19 de dezembro de 2006 • 10h08 • atualizado às 10h15

As cinzas e um fragmento de osso supostamente recuperados depois que Joana D'Arc foi queimada na fogueira provavelmente não são dela. De acordo com uma equipe de especialistas que tentam resolver um dos maiores mistérios da heroína do século XV, os restos podem ter pertencido a um gato.

Há seis meses, 18 especialistas franceses começaram uma série de testes nos fragmentos recuperados do local onde ela foi queimada por heresia em 1431, quando tinha 19 anos de idade. Embora os testes ainda não estejam completos, os resultados parciais indicam que há uma pequena chance de que aqueles restos sejam dela, disse o líder da equipe, Philippe Charlier.

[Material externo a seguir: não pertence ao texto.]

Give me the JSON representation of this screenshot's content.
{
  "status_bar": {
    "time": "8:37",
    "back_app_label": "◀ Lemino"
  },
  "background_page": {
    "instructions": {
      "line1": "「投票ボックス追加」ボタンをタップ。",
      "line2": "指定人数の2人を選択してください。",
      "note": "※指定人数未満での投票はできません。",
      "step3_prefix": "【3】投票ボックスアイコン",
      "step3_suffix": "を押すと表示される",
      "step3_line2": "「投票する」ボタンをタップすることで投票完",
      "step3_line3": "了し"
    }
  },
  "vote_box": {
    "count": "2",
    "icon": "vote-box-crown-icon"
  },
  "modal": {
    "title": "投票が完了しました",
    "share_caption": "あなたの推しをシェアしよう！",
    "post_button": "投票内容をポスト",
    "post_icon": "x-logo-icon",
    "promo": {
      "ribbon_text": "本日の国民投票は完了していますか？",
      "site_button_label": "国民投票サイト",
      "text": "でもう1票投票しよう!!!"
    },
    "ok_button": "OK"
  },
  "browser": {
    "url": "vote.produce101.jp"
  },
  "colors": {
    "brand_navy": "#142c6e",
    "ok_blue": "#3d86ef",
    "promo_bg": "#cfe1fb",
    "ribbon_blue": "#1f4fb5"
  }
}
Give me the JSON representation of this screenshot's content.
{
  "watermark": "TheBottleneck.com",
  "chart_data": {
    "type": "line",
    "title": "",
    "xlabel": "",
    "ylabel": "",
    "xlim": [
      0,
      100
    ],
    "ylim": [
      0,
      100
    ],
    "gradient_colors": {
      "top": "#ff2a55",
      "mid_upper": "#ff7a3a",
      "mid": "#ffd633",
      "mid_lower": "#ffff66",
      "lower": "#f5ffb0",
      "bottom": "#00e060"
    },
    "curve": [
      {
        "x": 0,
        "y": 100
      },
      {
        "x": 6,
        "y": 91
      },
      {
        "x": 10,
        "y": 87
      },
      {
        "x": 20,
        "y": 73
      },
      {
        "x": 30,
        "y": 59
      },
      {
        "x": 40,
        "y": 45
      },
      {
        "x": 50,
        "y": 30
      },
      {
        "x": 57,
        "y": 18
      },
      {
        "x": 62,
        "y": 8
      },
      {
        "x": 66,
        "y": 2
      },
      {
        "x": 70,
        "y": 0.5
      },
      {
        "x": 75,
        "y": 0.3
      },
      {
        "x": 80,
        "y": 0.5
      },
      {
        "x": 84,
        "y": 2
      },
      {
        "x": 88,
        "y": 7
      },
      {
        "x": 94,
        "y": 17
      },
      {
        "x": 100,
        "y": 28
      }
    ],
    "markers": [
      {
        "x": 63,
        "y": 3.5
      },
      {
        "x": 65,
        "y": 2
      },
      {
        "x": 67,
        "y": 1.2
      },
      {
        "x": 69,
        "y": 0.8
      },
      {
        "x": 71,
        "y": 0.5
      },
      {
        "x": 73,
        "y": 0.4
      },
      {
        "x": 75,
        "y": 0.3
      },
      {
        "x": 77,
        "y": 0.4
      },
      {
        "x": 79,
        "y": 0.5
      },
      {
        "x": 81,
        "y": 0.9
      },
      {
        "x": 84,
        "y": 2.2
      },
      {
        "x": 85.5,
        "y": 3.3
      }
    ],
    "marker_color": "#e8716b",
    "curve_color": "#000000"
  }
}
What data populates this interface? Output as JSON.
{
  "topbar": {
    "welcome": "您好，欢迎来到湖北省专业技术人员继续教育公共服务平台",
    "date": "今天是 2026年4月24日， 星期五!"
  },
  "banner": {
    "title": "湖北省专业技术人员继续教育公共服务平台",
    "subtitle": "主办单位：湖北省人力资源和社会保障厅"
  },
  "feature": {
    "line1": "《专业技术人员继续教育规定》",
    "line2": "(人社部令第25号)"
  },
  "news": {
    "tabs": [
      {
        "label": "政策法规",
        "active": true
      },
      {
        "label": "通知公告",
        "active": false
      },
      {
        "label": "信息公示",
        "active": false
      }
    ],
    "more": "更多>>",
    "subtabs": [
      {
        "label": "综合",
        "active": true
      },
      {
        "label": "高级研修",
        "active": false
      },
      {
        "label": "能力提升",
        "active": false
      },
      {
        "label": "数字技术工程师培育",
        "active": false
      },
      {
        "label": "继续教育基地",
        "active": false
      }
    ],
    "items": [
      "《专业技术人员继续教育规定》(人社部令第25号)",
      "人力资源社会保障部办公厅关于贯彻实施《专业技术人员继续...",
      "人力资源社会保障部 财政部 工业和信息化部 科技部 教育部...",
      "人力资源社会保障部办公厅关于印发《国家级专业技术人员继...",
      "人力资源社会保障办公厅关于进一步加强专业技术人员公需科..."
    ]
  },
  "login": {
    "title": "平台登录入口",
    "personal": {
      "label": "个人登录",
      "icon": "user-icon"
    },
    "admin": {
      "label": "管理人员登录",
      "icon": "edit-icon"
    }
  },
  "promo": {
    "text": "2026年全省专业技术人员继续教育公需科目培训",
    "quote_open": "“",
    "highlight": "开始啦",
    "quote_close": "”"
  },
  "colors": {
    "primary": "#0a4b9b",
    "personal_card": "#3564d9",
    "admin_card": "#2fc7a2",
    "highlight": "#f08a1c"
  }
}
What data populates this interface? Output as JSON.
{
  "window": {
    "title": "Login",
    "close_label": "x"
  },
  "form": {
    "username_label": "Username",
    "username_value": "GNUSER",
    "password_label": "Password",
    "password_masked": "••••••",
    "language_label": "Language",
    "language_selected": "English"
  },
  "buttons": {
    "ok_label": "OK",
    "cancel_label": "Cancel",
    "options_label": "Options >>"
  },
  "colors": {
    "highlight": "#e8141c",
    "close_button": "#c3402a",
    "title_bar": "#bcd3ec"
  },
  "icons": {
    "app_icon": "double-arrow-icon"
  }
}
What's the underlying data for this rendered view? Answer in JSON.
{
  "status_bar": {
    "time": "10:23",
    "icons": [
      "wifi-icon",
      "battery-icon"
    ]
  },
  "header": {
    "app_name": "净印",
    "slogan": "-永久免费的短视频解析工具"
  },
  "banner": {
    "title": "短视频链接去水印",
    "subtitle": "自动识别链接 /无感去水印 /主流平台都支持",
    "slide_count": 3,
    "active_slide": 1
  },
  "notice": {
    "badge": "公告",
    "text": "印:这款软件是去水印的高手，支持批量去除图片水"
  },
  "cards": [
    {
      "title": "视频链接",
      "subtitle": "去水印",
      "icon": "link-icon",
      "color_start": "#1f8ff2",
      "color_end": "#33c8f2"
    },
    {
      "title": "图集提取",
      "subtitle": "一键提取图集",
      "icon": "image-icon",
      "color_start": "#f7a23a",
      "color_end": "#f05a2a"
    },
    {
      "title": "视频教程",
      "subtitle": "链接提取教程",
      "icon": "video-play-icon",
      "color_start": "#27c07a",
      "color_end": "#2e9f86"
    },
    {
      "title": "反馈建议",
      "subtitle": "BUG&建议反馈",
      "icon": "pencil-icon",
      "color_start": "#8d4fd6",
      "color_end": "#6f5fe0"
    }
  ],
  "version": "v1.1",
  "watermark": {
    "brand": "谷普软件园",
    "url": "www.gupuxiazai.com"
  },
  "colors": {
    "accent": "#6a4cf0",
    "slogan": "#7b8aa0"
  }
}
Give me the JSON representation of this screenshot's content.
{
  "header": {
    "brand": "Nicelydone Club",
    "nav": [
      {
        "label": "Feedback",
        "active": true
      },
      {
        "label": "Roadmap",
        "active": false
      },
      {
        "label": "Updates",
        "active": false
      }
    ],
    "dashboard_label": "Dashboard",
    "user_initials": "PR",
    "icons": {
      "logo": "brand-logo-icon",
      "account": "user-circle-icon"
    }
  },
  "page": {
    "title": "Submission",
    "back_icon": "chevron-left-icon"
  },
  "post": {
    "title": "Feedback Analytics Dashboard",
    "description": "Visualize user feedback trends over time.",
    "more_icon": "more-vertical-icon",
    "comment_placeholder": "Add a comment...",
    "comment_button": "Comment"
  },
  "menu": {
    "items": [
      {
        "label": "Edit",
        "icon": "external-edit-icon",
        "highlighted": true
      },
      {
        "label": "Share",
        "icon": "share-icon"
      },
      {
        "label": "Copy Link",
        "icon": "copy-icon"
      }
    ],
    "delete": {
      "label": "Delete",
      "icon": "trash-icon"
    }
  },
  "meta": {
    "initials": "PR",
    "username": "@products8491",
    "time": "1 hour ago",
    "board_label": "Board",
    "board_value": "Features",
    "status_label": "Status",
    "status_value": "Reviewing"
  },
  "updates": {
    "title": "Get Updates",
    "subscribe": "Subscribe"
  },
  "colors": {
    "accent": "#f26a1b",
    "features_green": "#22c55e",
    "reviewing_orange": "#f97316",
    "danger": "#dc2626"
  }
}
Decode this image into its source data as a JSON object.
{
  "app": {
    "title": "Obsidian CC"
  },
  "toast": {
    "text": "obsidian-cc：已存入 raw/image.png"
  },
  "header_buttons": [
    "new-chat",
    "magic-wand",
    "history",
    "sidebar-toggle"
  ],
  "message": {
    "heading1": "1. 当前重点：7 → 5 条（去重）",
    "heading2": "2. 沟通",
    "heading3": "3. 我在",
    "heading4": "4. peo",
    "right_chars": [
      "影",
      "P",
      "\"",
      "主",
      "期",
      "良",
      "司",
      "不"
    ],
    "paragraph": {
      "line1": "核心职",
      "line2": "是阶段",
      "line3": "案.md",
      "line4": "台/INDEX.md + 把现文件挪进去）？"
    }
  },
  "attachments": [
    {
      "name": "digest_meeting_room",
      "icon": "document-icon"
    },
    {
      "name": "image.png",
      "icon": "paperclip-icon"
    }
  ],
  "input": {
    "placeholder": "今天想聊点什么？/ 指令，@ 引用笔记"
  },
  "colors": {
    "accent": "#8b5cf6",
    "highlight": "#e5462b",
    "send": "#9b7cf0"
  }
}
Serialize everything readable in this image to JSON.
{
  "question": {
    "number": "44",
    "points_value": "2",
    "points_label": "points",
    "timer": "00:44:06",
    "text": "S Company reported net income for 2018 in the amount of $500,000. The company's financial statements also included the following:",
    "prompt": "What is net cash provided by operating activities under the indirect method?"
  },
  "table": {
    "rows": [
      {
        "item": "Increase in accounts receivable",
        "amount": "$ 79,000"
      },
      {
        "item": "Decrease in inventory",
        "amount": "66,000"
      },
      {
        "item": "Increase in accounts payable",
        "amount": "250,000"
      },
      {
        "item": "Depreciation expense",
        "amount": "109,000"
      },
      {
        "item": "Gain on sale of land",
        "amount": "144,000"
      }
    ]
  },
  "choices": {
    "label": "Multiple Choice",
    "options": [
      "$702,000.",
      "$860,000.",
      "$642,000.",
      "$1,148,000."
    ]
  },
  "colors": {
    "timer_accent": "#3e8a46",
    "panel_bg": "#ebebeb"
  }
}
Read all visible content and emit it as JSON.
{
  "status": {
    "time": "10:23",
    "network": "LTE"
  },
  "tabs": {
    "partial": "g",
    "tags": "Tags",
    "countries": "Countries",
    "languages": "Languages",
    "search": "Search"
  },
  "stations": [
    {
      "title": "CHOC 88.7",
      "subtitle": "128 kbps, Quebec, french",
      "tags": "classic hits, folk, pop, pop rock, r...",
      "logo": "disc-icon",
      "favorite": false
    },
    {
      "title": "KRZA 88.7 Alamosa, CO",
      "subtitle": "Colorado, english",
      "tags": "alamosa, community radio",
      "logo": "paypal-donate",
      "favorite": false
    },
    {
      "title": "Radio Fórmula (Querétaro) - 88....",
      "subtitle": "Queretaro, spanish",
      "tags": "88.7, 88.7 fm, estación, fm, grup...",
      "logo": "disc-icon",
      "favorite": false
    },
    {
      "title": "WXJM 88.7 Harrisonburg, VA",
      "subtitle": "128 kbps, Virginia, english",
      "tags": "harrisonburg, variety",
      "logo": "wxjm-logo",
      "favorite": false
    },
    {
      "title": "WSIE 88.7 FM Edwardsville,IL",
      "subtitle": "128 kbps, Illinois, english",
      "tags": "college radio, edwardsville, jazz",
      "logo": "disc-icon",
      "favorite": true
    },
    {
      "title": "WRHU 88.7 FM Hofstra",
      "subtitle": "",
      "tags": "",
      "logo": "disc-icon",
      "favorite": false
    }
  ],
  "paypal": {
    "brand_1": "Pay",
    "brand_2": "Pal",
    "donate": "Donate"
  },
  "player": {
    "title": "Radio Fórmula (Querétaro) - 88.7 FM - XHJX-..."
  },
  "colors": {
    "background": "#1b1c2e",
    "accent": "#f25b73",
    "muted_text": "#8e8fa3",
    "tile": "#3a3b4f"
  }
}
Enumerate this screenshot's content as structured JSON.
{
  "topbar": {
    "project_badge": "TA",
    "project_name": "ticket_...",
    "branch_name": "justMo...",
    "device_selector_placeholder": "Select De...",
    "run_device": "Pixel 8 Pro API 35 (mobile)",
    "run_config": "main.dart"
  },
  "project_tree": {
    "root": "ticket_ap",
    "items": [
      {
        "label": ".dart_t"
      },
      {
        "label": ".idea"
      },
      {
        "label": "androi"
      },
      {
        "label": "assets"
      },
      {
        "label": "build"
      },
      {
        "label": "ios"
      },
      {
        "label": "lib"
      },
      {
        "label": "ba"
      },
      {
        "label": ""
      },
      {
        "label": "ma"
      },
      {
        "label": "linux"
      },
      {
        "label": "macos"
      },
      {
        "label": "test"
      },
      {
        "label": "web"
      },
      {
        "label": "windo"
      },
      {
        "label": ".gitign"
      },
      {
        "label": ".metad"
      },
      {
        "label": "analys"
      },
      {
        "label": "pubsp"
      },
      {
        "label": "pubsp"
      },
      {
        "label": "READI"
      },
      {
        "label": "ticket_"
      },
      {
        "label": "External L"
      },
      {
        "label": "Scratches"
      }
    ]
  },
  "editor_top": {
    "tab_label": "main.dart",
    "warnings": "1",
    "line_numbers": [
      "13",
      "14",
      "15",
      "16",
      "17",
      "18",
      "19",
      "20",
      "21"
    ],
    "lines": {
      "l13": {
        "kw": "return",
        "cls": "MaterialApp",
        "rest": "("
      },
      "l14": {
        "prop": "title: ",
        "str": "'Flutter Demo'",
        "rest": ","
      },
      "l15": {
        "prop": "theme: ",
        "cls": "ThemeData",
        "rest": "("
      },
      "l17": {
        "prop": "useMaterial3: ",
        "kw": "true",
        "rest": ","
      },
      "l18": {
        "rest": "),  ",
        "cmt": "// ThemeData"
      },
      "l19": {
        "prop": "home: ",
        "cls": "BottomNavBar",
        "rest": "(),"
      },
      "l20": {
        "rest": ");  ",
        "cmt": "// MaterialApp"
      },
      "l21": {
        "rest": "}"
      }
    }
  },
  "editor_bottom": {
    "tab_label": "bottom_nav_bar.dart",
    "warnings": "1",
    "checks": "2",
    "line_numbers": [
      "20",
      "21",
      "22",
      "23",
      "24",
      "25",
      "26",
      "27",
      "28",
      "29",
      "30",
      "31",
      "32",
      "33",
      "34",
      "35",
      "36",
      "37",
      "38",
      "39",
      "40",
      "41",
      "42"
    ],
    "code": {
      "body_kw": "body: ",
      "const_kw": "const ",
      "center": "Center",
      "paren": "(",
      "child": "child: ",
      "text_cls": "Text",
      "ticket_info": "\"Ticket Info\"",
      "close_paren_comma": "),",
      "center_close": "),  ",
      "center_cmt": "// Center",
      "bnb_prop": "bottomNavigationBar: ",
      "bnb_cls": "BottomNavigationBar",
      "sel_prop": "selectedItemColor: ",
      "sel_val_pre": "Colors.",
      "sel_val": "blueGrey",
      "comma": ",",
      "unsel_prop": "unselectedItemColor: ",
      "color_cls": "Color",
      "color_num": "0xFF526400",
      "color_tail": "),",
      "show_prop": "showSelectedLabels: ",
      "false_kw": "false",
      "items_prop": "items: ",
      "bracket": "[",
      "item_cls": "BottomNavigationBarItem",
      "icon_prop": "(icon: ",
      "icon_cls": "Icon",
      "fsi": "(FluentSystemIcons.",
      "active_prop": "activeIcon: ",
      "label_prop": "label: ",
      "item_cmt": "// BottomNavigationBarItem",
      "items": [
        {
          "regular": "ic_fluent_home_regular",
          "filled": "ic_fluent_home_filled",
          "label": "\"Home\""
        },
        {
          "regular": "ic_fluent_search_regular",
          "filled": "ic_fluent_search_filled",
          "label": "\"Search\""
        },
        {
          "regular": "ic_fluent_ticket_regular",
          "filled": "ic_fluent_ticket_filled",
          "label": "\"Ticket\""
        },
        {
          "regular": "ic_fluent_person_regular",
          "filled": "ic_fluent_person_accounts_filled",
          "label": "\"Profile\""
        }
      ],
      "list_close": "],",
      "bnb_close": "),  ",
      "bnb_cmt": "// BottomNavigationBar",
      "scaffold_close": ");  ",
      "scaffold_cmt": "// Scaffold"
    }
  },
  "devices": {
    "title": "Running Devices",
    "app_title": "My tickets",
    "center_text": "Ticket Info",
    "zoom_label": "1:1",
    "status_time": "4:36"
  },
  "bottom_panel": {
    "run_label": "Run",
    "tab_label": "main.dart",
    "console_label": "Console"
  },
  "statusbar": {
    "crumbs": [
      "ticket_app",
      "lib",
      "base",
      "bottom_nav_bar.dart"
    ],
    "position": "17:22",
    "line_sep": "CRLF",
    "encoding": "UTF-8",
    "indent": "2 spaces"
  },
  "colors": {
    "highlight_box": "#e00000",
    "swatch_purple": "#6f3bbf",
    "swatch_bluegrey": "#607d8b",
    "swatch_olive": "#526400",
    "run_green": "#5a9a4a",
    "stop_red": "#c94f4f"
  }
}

Segundo ele, era comum atirar gatos pretos enquanto supostas bruxas eram queimadas na fogueira. Os pesquisadores desconfiaram de que aqueles restos não eram da heroína francesa depois que os testes de carbono realizados em um suposto pedaço de costela mostrou que osso era, na verdade, um fêmur de um gato.

"Este fêmur não está queimado, apenas um pouco carbonizado, o que indica que talvez seja de um gato jogado na fogueira", disse Charlier. "As chances de os restos analisados serem de Joana D'Arc são muito pequenas", completou o pesquisador.